Da werden immer deutlicher Begehrlichkeiten laut, die darauf abzielen, das schuldenfinanzierte Füllhorn nicht nur jetzt, da die Pandemie noch nicht überwunden ist, auszuschütten, sondern auch dann, wenn die Lockdowns hoffentlich bald ein Ende haben. Erwartbarerweise werden solche Forderungen unter anderem von Reiner Hoffmann, dem Chef des Deutschen Gewerkschaftsbundes, erhoben. Die Schuldenbremse, vom linken politischen Spektrum ohnehin kritisch beäugt, sei auszusetzen, weil in die öffentliche Infrastruktur zu investieren sei, so Hoffmann.

Was nicht grundsätzlich falsch ist; doch kann das nicht ohne den Blick auf den Berg der Staatsverschuldung geschehen, der schon einmal niedriger war als jetzt, da ihn die Corona-Hilfen haben wachsen lassen. Hoffmann unterstrich im Interview mit der Nürnberger Zeitung seine Forderung sogar damit, dass er dem Vorsitzenden der "Wirtschaftsweisen" quasi die Daseinsberechtigung absprach, weil dieser die Rückkehr zu solider Finanzpolitik angemahnt hat - solche Sachverständigen brauchen wir nicht, meint Hoffmann.

Dass der als wirtschaftsliberal geltende Prof. Lars Feld als Chef des Sachverständigenrats zur Disposition steht, dürfte Hoffmann freuen. Eine gute Nachricht für den Wirtschaftsstandort Deutschland und die finanzpolitische Stabilität des Landes ist das indes nicht.

Auch Kanzleramtschef will Schuldenbremse aussetzen

Befremdlicherweise will mit Helge Braun sogar der Kanzleramtschef von der CDU die Schuldenbremse längerfristig aussetzen - mit der Begründung, die wirtschaftliche Erholung nicht zu gefährden. Das ist zwar ehrbar, aber befremdlich argumentiert.
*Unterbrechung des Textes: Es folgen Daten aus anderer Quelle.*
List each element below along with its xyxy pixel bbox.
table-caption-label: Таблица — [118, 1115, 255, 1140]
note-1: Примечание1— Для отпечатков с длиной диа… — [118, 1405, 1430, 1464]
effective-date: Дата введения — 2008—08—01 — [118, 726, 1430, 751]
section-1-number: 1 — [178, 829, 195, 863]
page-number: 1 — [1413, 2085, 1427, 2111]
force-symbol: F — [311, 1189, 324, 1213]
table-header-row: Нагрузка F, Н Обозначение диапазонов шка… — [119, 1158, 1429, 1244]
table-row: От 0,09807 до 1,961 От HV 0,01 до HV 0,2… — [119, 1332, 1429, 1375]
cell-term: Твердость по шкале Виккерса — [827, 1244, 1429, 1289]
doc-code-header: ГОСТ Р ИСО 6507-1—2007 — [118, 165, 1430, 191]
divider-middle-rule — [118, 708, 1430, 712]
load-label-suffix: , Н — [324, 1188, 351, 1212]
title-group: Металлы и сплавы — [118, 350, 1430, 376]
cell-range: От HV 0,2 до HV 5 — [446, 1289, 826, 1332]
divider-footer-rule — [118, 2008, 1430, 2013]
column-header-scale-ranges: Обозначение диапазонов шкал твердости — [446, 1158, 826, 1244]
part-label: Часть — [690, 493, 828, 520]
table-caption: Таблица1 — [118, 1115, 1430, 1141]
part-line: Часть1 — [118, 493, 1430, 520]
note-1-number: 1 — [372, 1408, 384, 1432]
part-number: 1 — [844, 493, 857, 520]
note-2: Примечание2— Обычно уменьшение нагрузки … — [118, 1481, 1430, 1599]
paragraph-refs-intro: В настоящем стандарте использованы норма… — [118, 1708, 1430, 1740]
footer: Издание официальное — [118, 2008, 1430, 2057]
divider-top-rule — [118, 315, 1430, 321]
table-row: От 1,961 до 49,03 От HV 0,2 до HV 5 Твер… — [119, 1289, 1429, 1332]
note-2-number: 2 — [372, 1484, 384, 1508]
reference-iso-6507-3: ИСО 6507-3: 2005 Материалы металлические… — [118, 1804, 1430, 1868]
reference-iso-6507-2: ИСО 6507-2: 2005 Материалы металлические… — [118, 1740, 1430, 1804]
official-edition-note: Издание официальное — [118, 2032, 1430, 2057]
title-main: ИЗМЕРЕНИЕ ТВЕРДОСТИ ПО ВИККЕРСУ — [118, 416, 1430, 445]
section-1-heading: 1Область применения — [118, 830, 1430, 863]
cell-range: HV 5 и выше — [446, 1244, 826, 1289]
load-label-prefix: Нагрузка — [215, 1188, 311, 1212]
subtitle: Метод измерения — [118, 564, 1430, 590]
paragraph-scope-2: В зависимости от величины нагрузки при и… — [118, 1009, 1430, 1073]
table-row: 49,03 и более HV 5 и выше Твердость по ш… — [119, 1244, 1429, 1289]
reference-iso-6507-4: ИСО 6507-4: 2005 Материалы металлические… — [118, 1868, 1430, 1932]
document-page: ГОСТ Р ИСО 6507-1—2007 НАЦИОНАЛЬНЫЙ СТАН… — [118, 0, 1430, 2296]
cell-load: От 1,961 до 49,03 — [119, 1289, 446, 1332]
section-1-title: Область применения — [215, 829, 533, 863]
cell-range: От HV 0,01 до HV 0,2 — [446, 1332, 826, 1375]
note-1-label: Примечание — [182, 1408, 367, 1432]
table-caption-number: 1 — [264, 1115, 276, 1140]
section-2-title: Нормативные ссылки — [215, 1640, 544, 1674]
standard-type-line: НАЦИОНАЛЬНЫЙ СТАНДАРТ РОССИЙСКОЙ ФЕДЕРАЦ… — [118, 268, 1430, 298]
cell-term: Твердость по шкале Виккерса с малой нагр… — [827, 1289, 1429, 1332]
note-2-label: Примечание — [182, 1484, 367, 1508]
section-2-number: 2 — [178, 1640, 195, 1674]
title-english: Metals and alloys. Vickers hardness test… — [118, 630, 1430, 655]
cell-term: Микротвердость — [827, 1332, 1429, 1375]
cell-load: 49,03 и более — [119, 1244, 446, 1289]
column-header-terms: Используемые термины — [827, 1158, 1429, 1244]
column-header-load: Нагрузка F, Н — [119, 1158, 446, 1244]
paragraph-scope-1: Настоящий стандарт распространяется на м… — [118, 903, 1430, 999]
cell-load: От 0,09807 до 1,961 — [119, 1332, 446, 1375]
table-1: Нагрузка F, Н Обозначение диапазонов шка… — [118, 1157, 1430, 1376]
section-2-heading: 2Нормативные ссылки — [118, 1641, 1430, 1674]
Erholen wird sich die Wirtschaft dann, wenn die Pandemie unter Kontrolle ist und die Unternehmen wieder normal arbeiten können. Dann sprudeln die Steuern wieder wie vor Corona. Wir sollten nicht vergessen, was die Schuldenbremse bewirkt hat: eine im internationalen Vergleich solide Staatsverschuldung.